Qui est Honoré Daumier ?
Date de naissance : 26 février 1808 (Marseille, France).
Date du décès : 10 février 1879 (Valmondois, Seine-et-Oise, France), à 70 ans.
Activité principale : Graveur, caricaturiste, peintre et sculpteur.
Nom de naissance : Honoré Victorin Daumier.
Où se trouve la tombe d’Honoré Daumier ?
La tombe d’Honoré Daumier se trouve dans la division 24 du cimetière du Père-Lachaise, près des sépultures de Camille Corot et de Charles-François Daubigny.

Le monument funéraire d’Honoré Daumier au Père-Lachaise
La sépulture d’Honoré Daumier est sobre. Une dalle horizontale, entourée d’une lourde chaîne, porte l’épitaphe : « Ci-gyt Daumier, l’homme de bien, le grand artiste, le grand citoyen. » Elle rappelle la place singulière que ses proches accordaient à l’artiste : ni seulement un dessinateur de presse, ni seulement un peintre, mais un observateur exigeant de son temps. D’abord inhumé à Valmondois en 1879, il est transféré au Père-Lachaise l’année suivante, dans un voisinage d’amis peintres qui donne à ce secteur de la division 24 une forte cohérence artistique.
Biographie d’Honoré Daumier
Honoré Victorin Daumier naît à Marseille le 26 février 1808. Son père, Jean-Baptiste Louis Daumier, vit de petits métiers mais nourrit des ambitions littéraires ; sa mère, Cécile Catherine Philip, tient la famille dans une situation matérielle fragile. En 1814, les Daumier gagnent Paris, où le jeune garçon découvre une capitale populaire, judiciaire et politique qui deviendra la matière première de son œuvre. Il ne reçoit pas une longue formation académique. Il travaille tôt, notamment comme commissionnaire, et apprend surtout en regardant la rue, les visages, les postures et les rapports de pouvoir. Cette expérience directe explique la force physique de ses personnages, toujours pris dans une attitude révélatrice.

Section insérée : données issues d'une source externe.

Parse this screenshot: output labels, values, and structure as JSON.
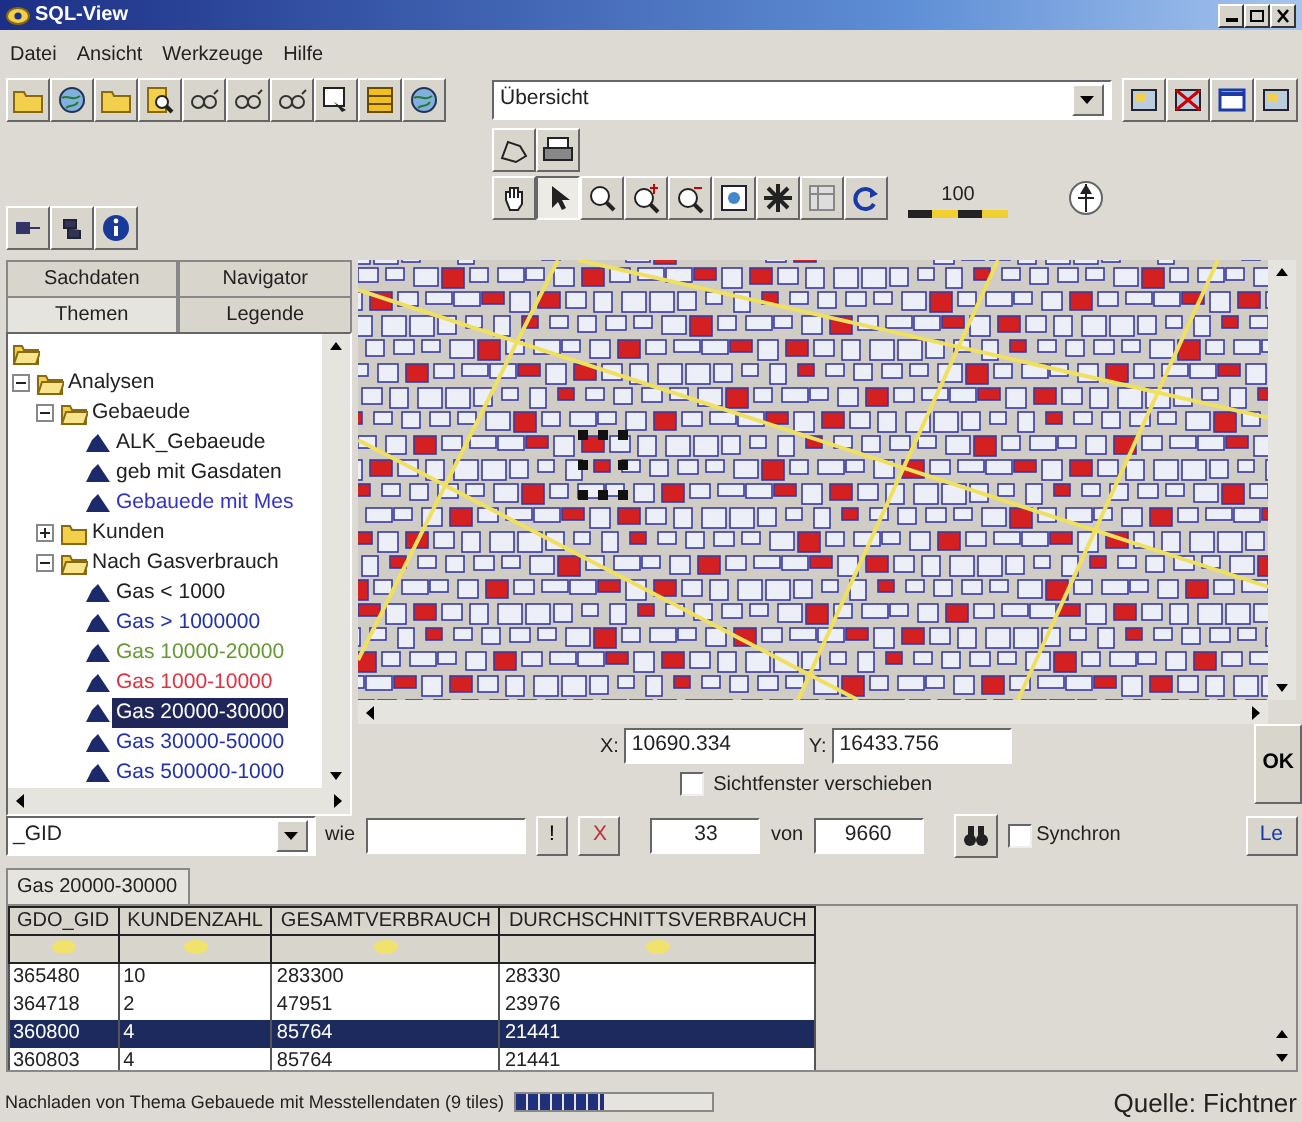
{
  "window": {
    "title": "SQL-View"
  },
  "menu": [
    "Datei",
    "Ansicht",
    "Werkzeuge",
    "Hilfe"
  ],
  "view_select": {
    "value": "Übersicht"
  },
  "scale": {
    "label": "100"
  },
  "panel_tab_rows": [
    {
      "tabs": [
        {
          "label": "Sachdaten",
          "selected": false
        },
        {
          "label": "Navigator",
          "selected": false
        }
      ]
    },
    {
      "tabs": [
        {
          "label": "Themen",
          "selected": true
        },
        {
          "label": "Legende",
          "selected": false
        }
      ]
    }
  ],
  "tree": [
    {
      "kind": "folder",
      "expanded": true,
      "children": [
        {
          "kind": "folder",
          "label": "Analysen",
          "expanded": true,
          "children": [
            {
              "kind": "folder",
              "label": "Gebaeude",
              "expanded": true,
              "children": [
                {
                  "kind": "layer",
                  "label": "ALK_Gebaeude",
                  "color": "#202020",
                  "selected": false
                },
                {
                  "kind": "layer",
                  "label": "geb mit Gasdaten",
                  "color": "#202020",
                  "selected": false
                },
                {
                  "kind": "layer",
                  "label": "Gebauede mit Mes",
                  "color": "#3333cc",
                  "selected": false
                }
              ]
            },
            {
              "kind": "folder",
              "label": "Kunden",
              "expanded": false
            },
            {
              "kind": "folder",
              "label": "Nach Gasverbrauch",
              "expanded": true,
              "children": [
                {
                  "kind": "layer",
                  "label": "Gas < 1000",
                  "color": "#202020",
                  "selected": false
                },
                {
                  "kind": "layer",
                  "label": "Gas > 1000000",
                  "color": "#2233aa",
                  "selected": false
                },
                {
                  "kind": "layer",
                  "label": "Gas 10000-20000",
                  "color": "#669933",
                  "selected": false
                },
                {
                  "kind": "layer",
                  "label": "Gas 1000-10000",
                  "color": "#dd3344",
                  "selected": false
                },
                {
                  "kind": "layer",
                  "label": "Gas 20000-30000",
                  "selected": true
                },
                {
                  "kind": "layer",
                  "label": "Gas 30000-50000",
                  "color": "#2233aa",
                  "selected": false
                },
                {
                  "kind": "layer",
                  "label": "Gas 500000-1000",
                  "color": "#2233aa",
                  "selected": false
                }
              ]
            }
          ]
        }
      ]
    }
  ],
  "coordinates": {
    "x_label": "X:",
    "x_value": "10690.334",
    "y_label": "Y:",
    "y_value": "16433.756"
  },
  "move_view": {
    "label": "Sichtfenster verschieben",
    "checked": false
  },
  "ok_button": "OK",
  "query": {
    "field": "_GID",
    "op_label": "wie",
    "run": "!",
    "clear": "X",
    "current": "33",
    "of_label": "von",
    "total": "9660",
    "sync": {
      "label": "Synchron",
      "checked": false
    },
    "more": "Le"
  },
  "result_tab": "Gas 20000-30000",
  "table": {
    "columns": [
      "GDO_GID",
      "KUNDENZAHL",
      "GESAMTVERBRAUCH",
      "DURCHSCHNITTSVERBRAUCH"
    ],
    "rows": [
      {
        "cells": [
          "365480",
          "10",
          "283300",
          "28330"
        ],
        "selected": false
      },
      {
        "cells": [
          "364718",
          "2",
          "47951",
          "23976"
        ],
        "selected": false
      },
      {
        "cells": [
          "360800",
          "4",
          "85764",
          "21441"
        ],
        "selected": true
      },
      {
        "cells": [
          "360803",
          "4",
          "85764",
          "21441"
        ],
        "selected": false
      }
    ]
  },
  "status_bar": {
    "text": "Nachladen von Thema Gebauede mit Messtellendaten (9 tiles)",
    "level": 0.45
  },
  "caption": "Quelle: Fichtner"
}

L’apprentissage du dessin et de la lithographie
À Paris, Daumier suit des cours de dessin et fréquente l’atelier du lithographe Charles Ramelet. La lithographie, alors en plein essor, lui convient parfaitement : elle permet de dessiner vite, de faire circuler l’image dans les journaux et d’atteindre un vaste public. Il travaille d’abord pour des éditeurs, puis rencontre Charles Philipon, fondateur de La Caricature. Après la révolution de Juillet 1830, la presse illustrée devient un espace de débat d’une vitalité exceptionnelle. Daumier y trouve sa voix. Ses images ne cherchent pas le joli trait : elles serrent les corps, exagèrent un menton, une bedaine, un regard, afin de révéler une fonction sociale ou une hypocrisie politique.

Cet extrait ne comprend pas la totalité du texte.